One of the remarkable features of painting in the twentieth century was the persistence of the still life. Through what turned out to be a long and largely self-destructive period, painters didn’t abandon the genre which had been developed during the Dutch Golden Age: far from it, still life painting continued to develop.
Unfortunately, for copyright reasons I’m severely constrained in the paintings that I can show as examples here. I particularly acknowledge the kindness of White Cube and Ellen Altfest for allowing me to show a couple of her wonderful paintings.
Felix Esterl eschewed fine detail in his curious collection of objects in Still life with Skinned Hare, Chicken, Fish and Turtle from 1929, which is perhaps just as well.
The New Zealand artist Frances Hodgkins, working largely in Britain, painted several innovative still lifes: above, Still Life Eggs, Tomatoes and Mushrooms, and below Vase of Flowers, both completed in 1929. The former is a development of the traditional meal setting, and the latter is a good example of one of her favourite compositional devices, a still life in the foreground of a window, which in turn frames a distant landscape.
Hodgkins’ The Painted Chest from 1938 is another composite of still life and outdoor view. Standing on top of the painted chest are two jugs and a vase, the latter containing flowers. In the distance is what appears to be a laid-out vegetable and flower garden.
Among the great specialist still life artists of the latter half of the century is Janet Fish (1938-), whose breathtaking paintings can be seen at DC Moore Gallery. She has taken the showpiece of glass and other reflective surfaces to a new level.
Ellen Altfest (1970-) has pursued a rather different course, in painting the real world one morsel at a time. A good overview of her paintings is at White Cube.
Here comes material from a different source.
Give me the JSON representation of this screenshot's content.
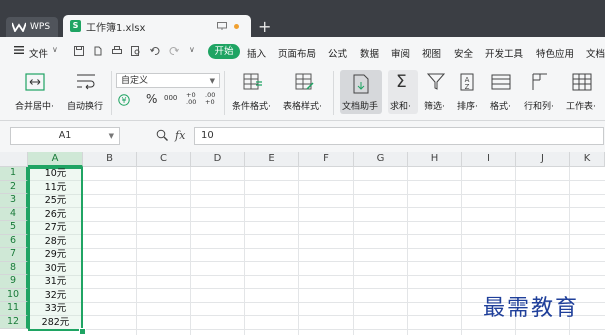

Her early works explored segments of trees, logs, plants (including a marvellously intricate rendering of tumbleweed), and a still-life collection of gourds. As if in transition, in 2009 she painted a composite still life of a rock, a foot, and a plant. Since then she has concentrated on small rectangular segments of the human body. She achieved some notoriety in 2006 when this included a penis, which met with press hubbub when shown at the Royal Academy in the Saatchi USA TODAY exhibition.
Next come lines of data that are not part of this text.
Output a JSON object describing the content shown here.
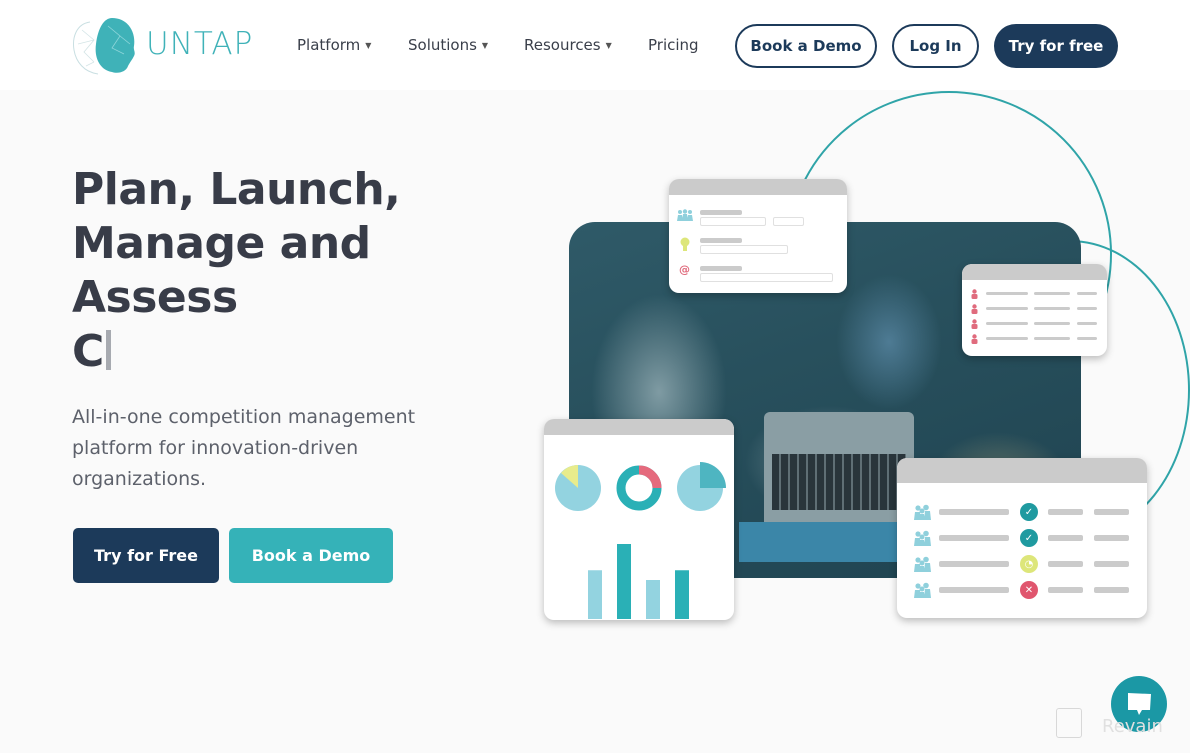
{
  "header": {
    "logo_text": "UNTAP",
    "nav": [
      {
        "label": "Platform",
        "has_dropdown": true
      },
      {
        "label": "Solutions",
        "has_dropdown": true
      },
      {
        "label": "Resources",
        "has_dropdown": true
      },
      {
        "label": "Pricing",
        "has_dropdown": false
      }
    ],
    "caret": "▼",
    "book_demo": "Book a Demo",
    "log_in": "Log In",
    "try_free": "Try for free"
  },
  "hero": {
    "title_lines": [
      "Plan, Launch,",
      "Manage and",
      "Assess",
      "C"
    ],
    "subtitle": "All-in-one competition management platform for innovation-driven organizations.",
    "primary_cta": "Try for Free",
    "secondary_cta": "Book a Demo"
  },
  "illustration": {
    "form_card_icons": [
      "team-icon",
      "lightbulb-icon",
      "at-sign-icon"
    ],
    "users_card_rows": 4,
    "chart_card": {
      "pies": [
        "pie-small-yellow-slice",
        "donut-red-segment",
        "pie-quarter-slice"
      ],
      "bars": [
        0.65,
        1.0,
        0.52,
        0.65
      ]
    },
    "status_card_rows": [
      {
        "status": "approved"
      },
      {
        "status": "approved"
      },
      {
        "status": "pending"
      },
      {
        "status": "rejected"
      }
    ]
  },
  "watermark": "Revain",
  "colors": {
    "brand_teal": "#3fb2b8",
    "navy": "#1c3a5a",
    "cta_teal": "#35b2b8",
    "approved": "#1f9aa0",
    "pending": "#dde67a",
    "rejected": "#e0566e",
    "user_red": "#e06b7d"
  }
}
Altfest is as detailed and precise in her methods and techniques as are her works. To ensure that her painted representations are exact, she measures angles with metal skewers, and places marks to maintain her orientation in forests of hair. She eschews grids and projections so that she can retain a sense of herself, and not lapse into mechanical reproduction. She only paints in natural light, and often outdoors, even during Arctic winter weather.
The end result is nothing like a photograph. These are oil paintings which result from the most prolonged and intense looking, and painstaking painting. They are exquisitely crafted, and thoroughly evocative. They are both very modern and deeply traditional, living still life, rather than nature morte.
Even the Golden Age vanitas painting has been effectively revived, as in Jeylina Ever’s topical Vanitas Symbolizing Childhood Disease, Culture, Time Passing and Death from 2009.
Tjalf Sparnaay’s ‘mega-realistic’ Sandwich Ham-Egg (2014) brings us well into the twenty-first century of fast food, following the tradition of the meal table and bodegone, the eternal still life which concludes the paintings in this series.